A packet of fig rolls and a two-litre bottle of White Lightning.

Miscellaneous Prats05 Jun 2009 09:31 am

Should the Church of Scotland accept a gay minister? The debate rages on and privileges us with a glimpse of some rare intellects, locked in mental combat.

“I haven’t had such a good laugh in a long while.
Atheists are as least as tolerant as any one with a religion.”
jane Coburn, Milton Keynes, United Kingdom

Explain then why the Russians who have a totally secular society recently sanctioned the use of force to break up a gay rally in Moscow…
[Spirit_of_Iona], Aberdeenshire, United Kingdom

I’m still a little confused. Who’s brilliant and who’s shit? I think I’ve got the right answers for “Members of Parliament” and “Susan Boyle” but I’m still stuck on “commies”, “atheists”, “homos” and “the BNP”.

Permanently Bewildered04 Jun 2009 01:18 pm

Thanks to Christine and Drew for finding this one over at the Telegraph site. It’s about painting stuff white to mitigate the effects of global warming. A bit like wearing earplugs because your TV is too loud.

Make sure you imagine all the random CAPSLOCK BITS being SHOUTED twice as loud as THE OTHER BITS.

I wish I could think of something ORIGINAL & witty right now, but the MORE IMPORTANT message I have for everyone is this:
Instead of spending another 10 minutes on this comment board, why not write a REAL, PAPER LETTER to this NUTCASE Shu ( or whatever his FKG name is ) & TELL HIM how much of a Truck-up (rhymes with) he is…
HE NEEDS AN 18 WHEELER TRUCK FULL OF HATE MAIL — EVERY TIME THESE JACKGLASSES ( rhymes with ) SAYS SOMETHING STUPID LIKE THIS, WE NEED TO COVER THEM UP WITH PAPER.
E-MAILS DO NOT MAKE FOR PHOTO-OPS, PEOPLE.
SEND ‘EM…. Just use his name, then ” US Department of Energy”, then Washington, DC, 20515.
It WILL get there….
THIS MORON AND THE REST OF ‘EM NEED TO HEAR FROM US EVERY STINKIN TIME THEY OPEN THEIR PIE-HOLES AND STUPID SIT (rhymes with) FLOWS OUT OF IT.
-30-
Gore_Idiot_Sans_Savant

You have to respect the honesty of someone who effectively precedes their brainsquawk with an admission that “I have neither the insight nor wit to make this anything other than bollocks but, fuck it, here goes anyway”.

I think he or she is doing themselves a disservice though. “JACKGLASSES (rhymes with)” is comedy genius.

Permanently Bewildered04 Jun 2009 09:45 am

Thanks to Ellie and Sam.

I recently asked why the emergency buttons at stations are green rather than the logical and expected red.

I was told it was to be consistent with Europe. Guess which way I’ll be voting!
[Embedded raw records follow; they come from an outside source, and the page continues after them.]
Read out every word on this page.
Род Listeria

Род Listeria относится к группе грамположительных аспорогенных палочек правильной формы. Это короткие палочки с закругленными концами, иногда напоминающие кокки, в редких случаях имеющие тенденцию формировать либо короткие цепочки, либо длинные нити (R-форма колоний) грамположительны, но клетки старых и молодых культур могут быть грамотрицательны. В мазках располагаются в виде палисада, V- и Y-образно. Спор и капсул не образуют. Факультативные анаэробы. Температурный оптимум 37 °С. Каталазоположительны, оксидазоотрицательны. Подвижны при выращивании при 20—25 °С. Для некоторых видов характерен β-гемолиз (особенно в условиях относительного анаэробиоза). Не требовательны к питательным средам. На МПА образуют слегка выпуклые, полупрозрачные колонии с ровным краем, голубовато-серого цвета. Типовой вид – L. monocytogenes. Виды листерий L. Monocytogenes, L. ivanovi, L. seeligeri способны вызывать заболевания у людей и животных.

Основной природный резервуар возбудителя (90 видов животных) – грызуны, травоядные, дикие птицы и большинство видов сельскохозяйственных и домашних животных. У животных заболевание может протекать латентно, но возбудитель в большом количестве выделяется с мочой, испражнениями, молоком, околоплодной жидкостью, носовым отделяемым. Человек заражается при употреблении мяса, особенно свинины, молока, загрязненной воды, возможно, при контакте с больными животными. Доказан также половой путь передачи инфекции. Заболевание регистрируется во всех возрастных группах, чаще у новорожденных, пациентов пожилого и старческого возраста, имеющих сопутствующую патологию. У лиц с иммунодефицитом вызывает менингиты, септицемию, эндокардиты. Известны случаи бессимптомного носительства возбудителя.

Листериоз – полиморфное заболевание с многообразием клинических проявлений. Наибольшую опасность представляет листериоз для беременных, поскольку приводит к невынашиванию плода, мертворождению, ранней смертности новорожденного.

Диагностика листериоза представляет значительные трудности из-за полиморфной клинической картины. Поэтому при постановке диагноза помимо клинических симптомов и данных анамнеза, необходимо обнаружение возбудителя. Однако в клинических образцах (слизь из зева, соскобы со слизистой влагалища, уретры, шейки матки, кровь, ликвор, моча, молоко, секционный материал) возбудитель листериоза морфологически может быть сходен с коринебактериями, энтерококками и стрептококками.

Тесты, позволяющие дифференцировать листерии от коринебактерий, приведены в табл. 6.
For me, this is the most bizarre Euro-decision I’ve encountered. Enough is enough. They must be colour-blind in Brussels.
Martin Watson, Teddington, United Kingdom

Who was it you asked? Was it a guy you met in the pub? Or a face you drew on your own hand?

These ones are too easy. Not just for us to shoot down, but for the poster as well. All the edginess of thinking for yourself, with none of the thinking.

I look forward to the chance to vote BNP. Nothing says “Vote BNP” quite like being told “Don’t vote BNP”
Alison, Colnbrook with Poyle

In that case Alison, vote BNP. And look both ways before you cross the street.